The Minster Road school desperately needed a £20 million cash injection before 2011, when the district is set to receive a £110 million Government payout for all its high schools, Liz Quinn said.

All high schools are facing the delay despite taking on two more year groups to become secondary schools from 2007.

Building work for the schools is unlikely to be finished until 2013 - seven years after the historic changeover.

Nearby middle schools - which will be axed when the new system is adopted - will be used to take up any overspill of pupils.

Mrs Quinn said: "The LEA have been and visited me recently and they are very concerned about the state of my building, as am I. It will not survive until 2011, I don't think, so they are looking at what they can do to help us."

Outside funding must be found to get work started, she said.

"It is getting towards a bit of a crisis point. The school is falling apart.

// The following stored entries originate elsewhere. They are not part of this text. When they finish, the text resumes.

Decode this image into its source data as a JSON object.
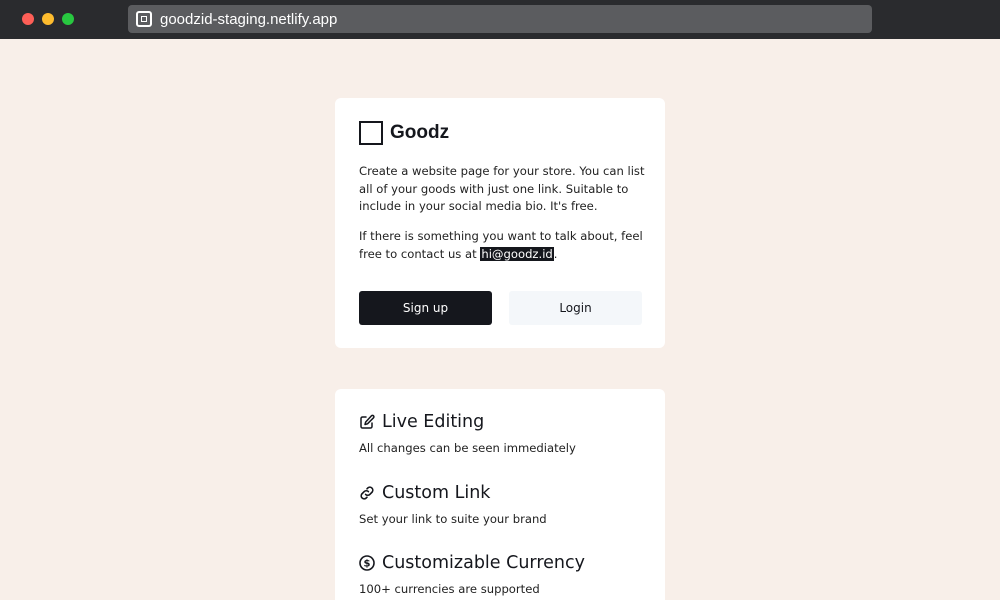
{
  "browser": {
    "url": "goodzid-staging.netlify.app"
  },
  "intro": {
    "brand": "Goodz",
    "description": "Create a website page for your store. You can list all of your goods with just one link. Suitable to include in your social media bio. It's free.",
    "contact_prefix": "If there is something you want to talk about, feel free to contact us at ",
    "contact_email": "hi@goodz.id",
    "contact_suffix": ".",
    "signup_label": "Sign up",
    "login_label": "Login"
  },
  "features": [
    {
      "icon": "edit-icon",
      "title": "Live Editing",
      "description": "All changes can be seen immediately"
    },
    {
      "icon": "link-icon",
      "title": "Custom Link",
      "description": "Set your link to suite your brand"
    },
    {
      "icon": "dollar-icon",
      "title": "Customizable Currency",
      "description": "100+ currencies are supported"
    }
  ]
}
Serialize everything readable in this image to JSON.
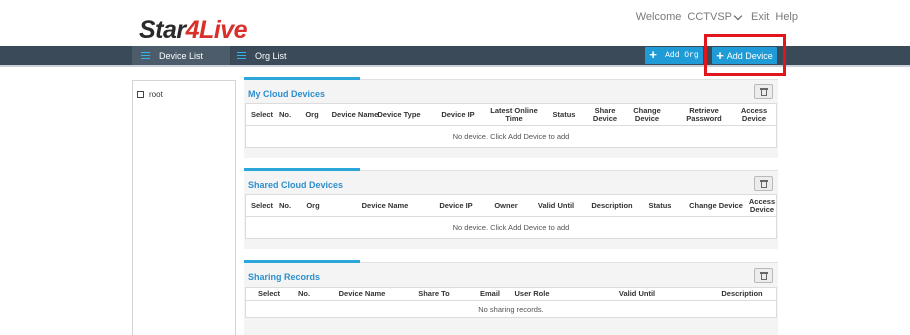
{
  "header": {
    "logo_main": "Star",
    "logo_accent": "4Live",
    "welcome": "Welcome",
    "username": "CCTVSP",
    "exit": "Exit",
    "help": "Help"
  },
  "nav": {
    "tabs": [
      {
        "label": "Device List",
        "active": true
      },
      {
        "label": "Org List",
        "active": false
      }
    ],
    "add_org": "Add Org",
    "add_device": "Add Device"
  },
  "tree": {
    "root": "root"
  },
  "panels": {
    "my_devices": {
      "title": "My Cloud Devices",
      "columns": [
        "Select",
        "No.",
        "Org",
        "Device Name",
        "Device Type",
        "Device IP",
        "Latest Online Time",
        "Status",
        "Share Device",
        "Change Device",
        "Retrieve Password",
        "Access Device"
      ],
      "empty": "No device. Click Add Device to add"
    },
    "shared_devices": {
      "title": "Shared Cloud Devices",
      "columns": [
        "Select",
        "No.",
        "Org",
        "Device Name",
        "Device IP",
        "Owner",
        "Valid Until",
        "Description",
        "Status",
        "Change Device",
        "Access Device"
      ],
      "empty": "No device. Click Add Device to add"
    },
    "sharing_records": {
      "title": "Sharing Records",
      "columns": [
        "Select",
        "No.",
        "Device Name",
        "Share To",
        "Email",
        "User Role",
        "Valid Until",
        "Description"
      ],
      "empty": "No sharing records."
    }
  },
  "colors": {
    "navbar": "#3b4a58",
    "accent": "#1f9bd7",
    "title": "#2d8fcf",
    "highlight": "#e0161c"
  }
}
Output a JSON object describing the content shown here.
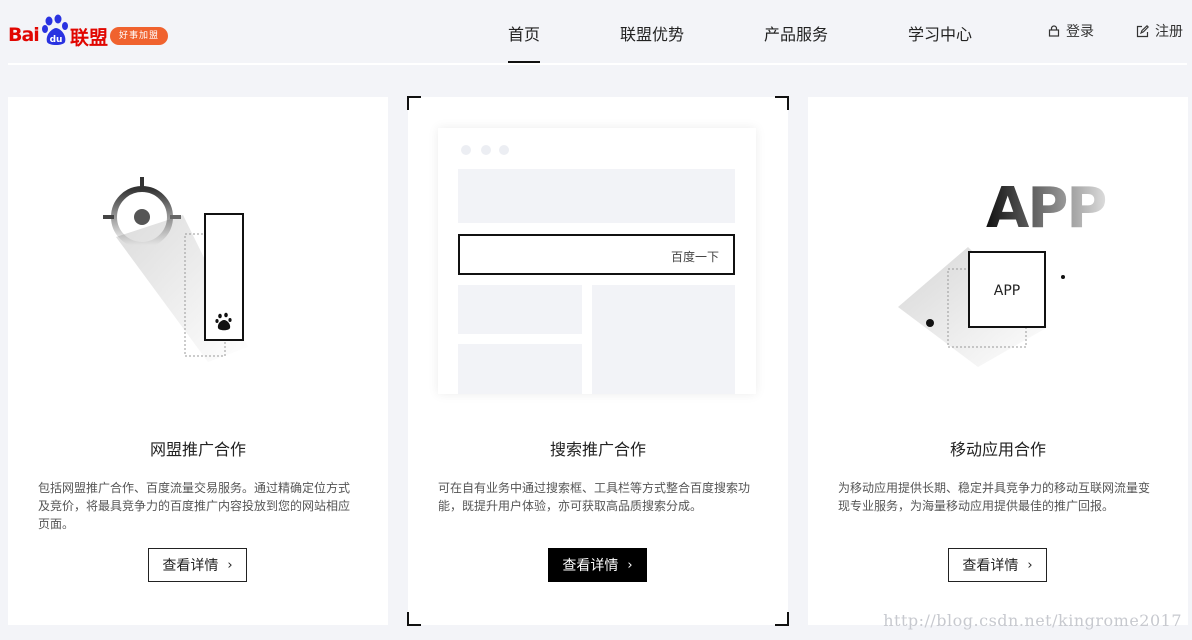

It is past its shelf life and all we can do, really, is repair it."

Leaking roofs and crumbling ceilings were common problems at the site, she explained. A complete rebuild, with a facilities including a theatre and a gym, was needed.

Mrs Quinn said: "We need to look at having a brand new school for the kids and families of Stourport and it has to happen before 2011.

"We have got to find another way and we have got to be more vociferous because I don't think we can sit back until 2011."

She added: "I am not going to rest until I get it."

The cash is to come from the Government's Building Schools for the Future programme. Worcestershire County Council is set to receive its allocation in 2011 and has Wyre Forest as its top priority.

Head of education policy development at the council, Colin Weedon, said: "Stourport High is one of the schools that will certainly need a complete replacement and clearly it would be in everybody's interests to do it sooner rather than later."